Kedatangan orang-orang Arab seperti ditunjukkan LWC. van den Berg bahwa orang Arab Hadramaut mulai datang secara massal ke Nusantara pada tahun-tahun terakhir abad ke-18, sedangkan kedatangan mereka di Pantai Malabar jauh lebih awal. Perhentian mereka yang pertama adalah Aceh. Dari sana kemudian sebagian menyebar ke Palembang dan Pontianak.[i] Sejak abad yang lalu, di Pulau Sumatera koloni Arab yang besar hanya ada di Aceh dan Palembang. Koloni Arab yang ada di Palembang dianggap yang paling menarik, baik dari sudut pandang sosial maupun dari sudut pandang ekonomi perdagangan. Pada awal abad ke-19, Sultan Palembang, Sultan Mahmud Badaruddin, memberi kesempatan sebesar-besarnya kepada bangsa Arab untuk menetap di ibukota negerinya.( Van de Berg, 1989: 77) 

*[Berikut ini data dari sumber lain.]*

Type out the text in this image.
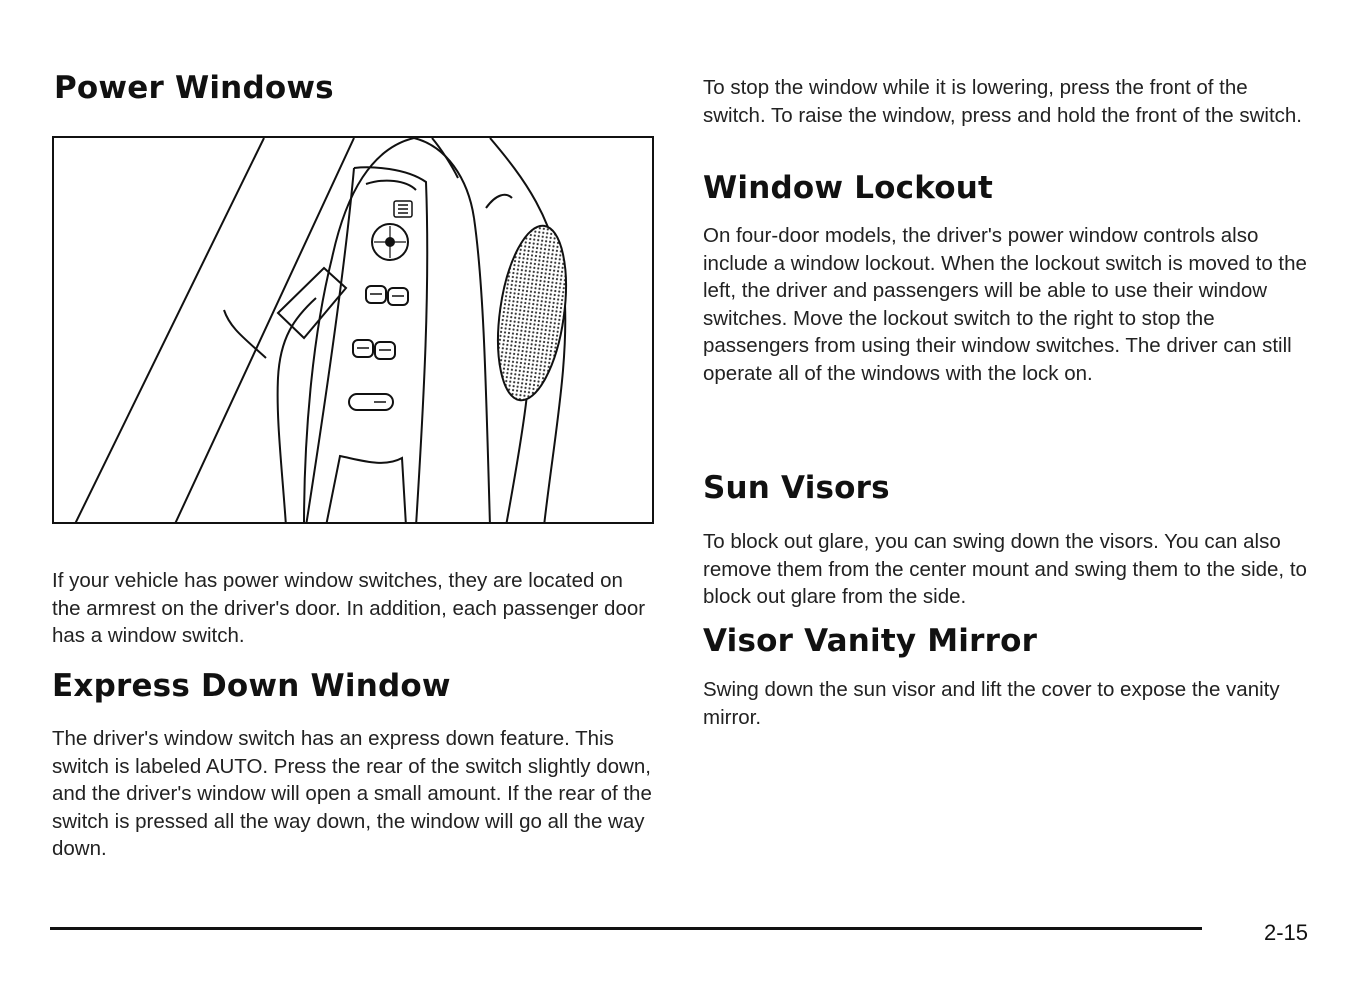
Power Windows

If your vehicle has power window switches, they are located on the armrest on the driver's door. In addition, each passenger door has a window switch.

Express Down Window

The driver's window switch has an express down feature. This switch is labeled AUTO. Press the rear of the switch slightly down, and the driver's window will open a small amount. If the rear of the switch is pressed all the way down, the window will go all the way down.

To stop the window while it is lowering, press the front of the switch. To raise the window, press and hold the front of the switch.

Window Lockout

On four-door models, the driver's power window controls also include a window lockout. When the lockout switch is moved to the left, the driver and passengers will be able to use their window switches. Move the lockout switch to the right to stop the passengers from using their window switches. The driver can still operate all of the windows with the lock on.

Sun Visors

To block out glare, you can swing down the visors. You can also remove them from the center mount and swing them to the side, to block out glare from the side.

Visor Vanity Mirror

Swing down the sun visor and lift the cover to expose the vanity mirror.

2-15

Tradisi Intelektual Pasca runtuhnya Kesultanan Palembang

Ketika Kesultanan Palembang jatuh, Sultan Muhammad Badruddin II beserta keluarganya dan pengikut –pengikutnya yang setia berjumlah seluruhnya 142 orang diangkut dengan kapal perang Belanda dalam rangka dibuang ke Ternate. Diantara pembantunya yang setia adalah Habib Syarif Syarif Umar Assegaf yang bertindak sebagai penasehat/mentri Sultan dan juga sebagai menantu Sultan dari putranya Raden Ayu Azimah. Ikut juga anak dan Istri habib Syarif Umar ini dibuang ke Ternate. Mula-mula rombongan ini mampir ke Betawi sebelum ke Ternate. Rombongan Sultan Mahmud Badruddin II yang dibuang ini ternyata diperjalanan oleh Belanda dipecah-pecah dimana ada yang diturunkan di Makassar/Sulawesi, ada yang Manado, ada yang di Rora, ada yang di Timor Kupang dan ada yang di Banyuwangi. Diantara keturunannya di Banyuwangi yang cukup gigih dalam perlawanan terhadap Kolonial Belanda adalah KH SALEH LATENG BANYUWANGI, seorang pendekar sakti keturunan Kesultanan Palembang Sumatera, santri Syekh Kholil Bangkalan. Kakek Kiai Saleh, Ki agus Abdurrahman adalah bangsawan kesultanan Sultan Palembang era Najamuddin yang dibuang oleh Belanda ke Banda Aceh. Ki Agus Abdurrahman ini kemudian menetap di Sumenep dan menikah dengan seorang perempuan setempat bernama Najihah. Salah satu anaknya yang meneruskan keturunannya adalah Ki Agus Abdul Hadi, ayah Kiai Saleh, yang kemudian pindah dan menetap di Banyuwangi.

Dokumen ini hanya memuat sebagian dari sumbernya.